Eleven months. There is an awkwardness about the number 11. Prime numbers always feel that way. As regards time, it’s not quite a whole either. Our sages teach that we should cease saying Kaddish after 11 months to avoid connecting our parent with the period of judgment for a wicked person, which is said to be 12 months. So we say Kaddish for our parent for 11 months, and then we stop.
My father (Yehudah ben Avraham HaKohane) passed away last year and I have taken on the responsibility of trying to keep the mitzvah of saying Kaddish three times each day.
Our sages explain that this mitzvah has both spiritual and physical power, and that the process benefits both the soul of the departed and that of the mourner. While I am comforted by the notion that saying the Kaddish prayer is helping to raise my father’s soul to be closer and closer to God, I have to admit, I find this idea difficult to truly understand. I tend to have a fairly analytic way of thinking, and the purely spiritual is frequently harder for me to embrace.
The part that resonates most with me, is the idea that while thinking of my dad I am saying this prayer while standing with a community; that among a kehilla of fellow Jews as witness, I am declaring with full voice my praise of God along with my prayer that God, and we, can help to improve the chances for perfection of the world. That we are called upon to fulfill the commandment of saying Kaddish only among a minyan is I would suggest a rather brilliant strategy to cause us to remember that we need each other.”
Now as I come to the close of the 11 months, I find that I am of two minds; first, that I have enjoyed a comforting notion of being “with” my father every day, and that this sense of comfort will soon be ending as I finish my experience of aveilut (mourning) and enter into a new stage of life with memories of my dad. And second, that I have been blessed to be able to enter so many minyanim, all around the world due to my extensive business travel, and participate and “daven for the amud” [lead the service].
Over these 11 months I have had a lot of time to think about how fortunate I am to feel comfortable to enter a shul anywhere; that my father (and mother, z”l) encouraged my Jewish education and introduced me to the multiplicity of options available to me as a Jew, enabling me to find my place in most any Jewish community. Sadly, while this is normal in the diaspora, many of our Israeli brethren hardly have such options. So few doors to access Judaism in the Jewish State; it seems hard to believe but it is fact.
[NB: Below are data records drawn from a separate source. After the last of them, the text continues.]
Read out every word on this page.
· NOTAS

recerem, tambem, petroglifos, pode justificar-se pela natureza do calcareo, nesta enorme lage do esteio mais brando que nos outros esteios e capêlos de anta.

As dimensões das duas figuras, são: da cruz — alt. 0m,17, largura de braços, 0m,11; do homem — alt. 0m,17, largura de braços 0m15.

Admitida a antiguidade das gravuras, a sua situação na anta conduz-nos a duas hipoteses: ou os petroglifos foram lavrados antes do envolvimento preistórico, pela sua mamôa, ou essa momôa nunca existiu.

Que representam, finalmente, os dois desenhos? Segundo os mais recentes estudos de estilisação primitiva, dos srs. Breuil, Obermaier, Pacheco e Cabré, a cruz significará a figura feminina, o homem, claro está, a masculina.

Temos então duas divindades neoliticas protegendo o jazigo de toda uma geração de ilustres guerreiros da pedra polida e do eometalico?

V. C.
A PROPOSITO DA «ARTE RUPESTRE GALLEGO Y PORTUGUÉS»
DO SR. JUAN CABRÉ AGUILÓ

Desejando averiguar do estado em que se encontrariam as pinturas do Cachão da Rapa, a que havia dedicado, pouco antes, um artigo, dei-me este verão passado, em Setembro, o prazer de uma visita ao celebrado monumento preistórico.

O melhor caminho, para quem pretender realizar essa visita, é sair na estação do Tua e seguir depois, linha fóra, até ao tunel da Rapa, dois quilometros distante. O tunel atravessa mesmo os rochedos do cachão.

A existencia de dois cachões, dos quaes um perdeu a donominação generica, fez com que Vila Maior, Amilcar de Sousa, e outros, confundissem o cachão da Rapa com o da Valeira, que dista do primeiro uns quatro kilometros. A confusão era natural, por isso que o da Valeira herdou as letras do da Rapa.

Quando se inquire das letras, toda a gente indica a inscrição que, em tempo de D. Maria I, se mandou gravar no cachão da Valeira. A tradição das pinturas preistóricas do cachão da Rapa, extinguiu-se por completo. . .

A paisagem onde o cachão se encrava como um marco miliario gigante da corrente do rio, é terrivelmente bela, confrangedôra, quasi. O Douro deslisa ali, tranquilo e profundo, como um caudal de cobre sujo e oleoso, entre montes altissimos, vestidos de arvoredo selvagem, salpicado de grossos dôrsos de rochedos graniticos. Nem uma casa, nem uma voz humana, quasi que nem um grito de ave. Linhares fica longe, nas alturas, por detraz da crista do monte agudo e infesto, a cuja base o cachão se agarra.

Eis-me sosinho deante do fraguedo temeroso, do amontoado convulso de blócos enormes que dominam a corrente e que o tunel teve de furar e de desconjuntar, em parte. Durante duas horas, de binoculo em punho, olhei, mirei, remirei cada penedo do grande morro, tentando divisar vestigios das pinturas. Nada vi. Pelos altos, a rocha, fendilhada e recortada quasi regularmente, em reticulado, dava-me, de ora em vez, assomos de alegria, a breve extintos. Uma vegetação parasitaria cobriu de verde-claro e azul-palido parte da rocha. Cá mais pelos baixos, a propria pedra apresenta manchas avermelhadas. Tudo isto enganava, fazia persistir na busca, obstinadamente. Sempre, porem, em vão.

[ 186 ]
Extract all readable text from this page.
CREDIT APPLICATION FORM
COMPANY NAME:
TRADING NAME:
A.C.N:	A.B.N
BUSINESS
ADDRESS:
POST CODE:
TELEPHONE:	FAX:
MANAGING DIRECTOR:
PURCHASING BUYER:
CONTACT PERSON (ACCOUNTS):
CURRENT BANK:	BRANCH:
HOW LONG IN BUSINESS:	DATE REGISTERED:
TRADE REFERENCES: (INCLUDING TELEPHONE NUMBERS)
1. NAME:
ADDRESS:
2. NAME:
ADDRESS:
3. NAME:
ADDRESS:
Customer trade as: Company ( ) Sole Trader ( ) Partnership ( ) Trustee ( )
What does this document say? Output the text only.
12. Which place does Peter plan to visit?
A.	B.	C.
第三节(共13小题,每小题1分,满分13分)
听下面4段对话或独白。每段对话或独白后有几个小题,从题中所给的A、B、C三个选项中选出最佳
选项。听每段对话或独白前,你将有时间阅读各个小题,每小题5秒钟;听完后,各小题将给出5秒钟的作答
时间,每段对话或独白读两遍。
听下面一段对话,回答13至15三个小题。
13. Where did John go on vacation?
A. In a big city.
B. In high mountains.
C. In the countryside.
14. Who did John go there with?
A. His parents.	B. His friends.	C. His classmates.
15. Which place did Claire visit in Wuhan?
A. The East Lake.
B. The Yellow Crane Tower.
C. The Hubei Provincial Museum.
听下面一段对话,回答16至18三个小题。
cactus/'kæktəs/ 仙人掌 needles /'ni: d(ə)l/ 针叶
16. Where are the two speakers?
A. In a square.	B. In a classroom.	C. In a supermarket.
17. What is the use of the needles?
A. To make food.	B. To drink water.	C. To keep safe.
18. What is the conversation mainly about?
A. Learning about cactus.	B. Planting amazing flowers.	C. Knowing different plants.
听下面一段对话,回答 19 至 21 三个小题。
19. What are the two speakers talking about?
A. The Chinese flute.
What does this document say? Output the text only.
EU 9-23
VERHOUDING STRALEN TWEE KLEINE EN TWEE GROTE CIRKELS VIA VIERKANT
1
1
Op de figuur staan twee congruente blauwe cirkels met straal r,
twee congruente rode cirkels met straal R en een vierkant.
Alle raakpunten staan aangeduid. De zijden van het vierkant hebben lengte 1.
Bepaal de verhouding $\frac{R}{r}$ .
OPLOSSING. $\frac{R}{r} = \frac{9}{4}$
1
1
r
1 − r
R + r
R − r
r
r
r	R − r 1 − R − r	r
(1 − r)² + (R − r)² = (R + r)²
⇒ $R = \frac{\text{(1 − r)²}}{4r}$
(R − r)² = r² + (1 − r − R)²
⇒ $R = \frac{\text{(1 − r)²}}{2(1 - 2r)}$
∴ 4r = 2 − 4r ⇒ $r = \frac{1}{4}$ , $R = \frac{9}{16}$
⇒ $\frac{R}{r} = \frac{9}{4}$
So in my father’s memory, our family established The Honey Foundation for Israel. The foundation is aimed at opening more doors to Judaism in Israel by supporting and empowering the role of community rabbi. Rabbis are our leaders and can help Jews to become more engaged in Jewish life. Rabbis can inspire Jews at both our most difficult times, and our most joyful moments. Unfortunately in Israel, the word rabbi for many Israelis has become a pejorative, referring to a state bureaucrat instead of a teacher and spiritual guide. The Honey Foundation for Israel seeks to help change that sad perception.
I am inspired by the midrash of Abraham and Sarah’s tent being at the crossroads of the main north-south and east-west roads in Israel, with the four openings of their tent facing each of the roads. Avraham and Sarah could see their guests coming, and their guests in turn could see the open, welcoming nature of our first Jewish family. Our dream is that like their tent, and like the chuppah modeled after their tent; Judaism in Israel will become ever more open and easily accessible. All Jews in Israel should be able to enter the tent from any road on which they walk, and our community rabbis should become incented and motivated to go out and welcome our fellow Jews into their tent, their home in Judaism.
Jack “Honey” Lipsey (z”l) would have liked this open tent. He would be proud to have his name, even his nickname, connected to Israel and to the hope for a future of Jewish meaning led by strong and empowered community rabbis. My hope is that through work of The Honey Foundation, along with my family, I will be blessed to feel my father’s presence in the years to come as readily as I have felt him these past 11 months.
William Lipsey is president of Pzena Investment Management in New York.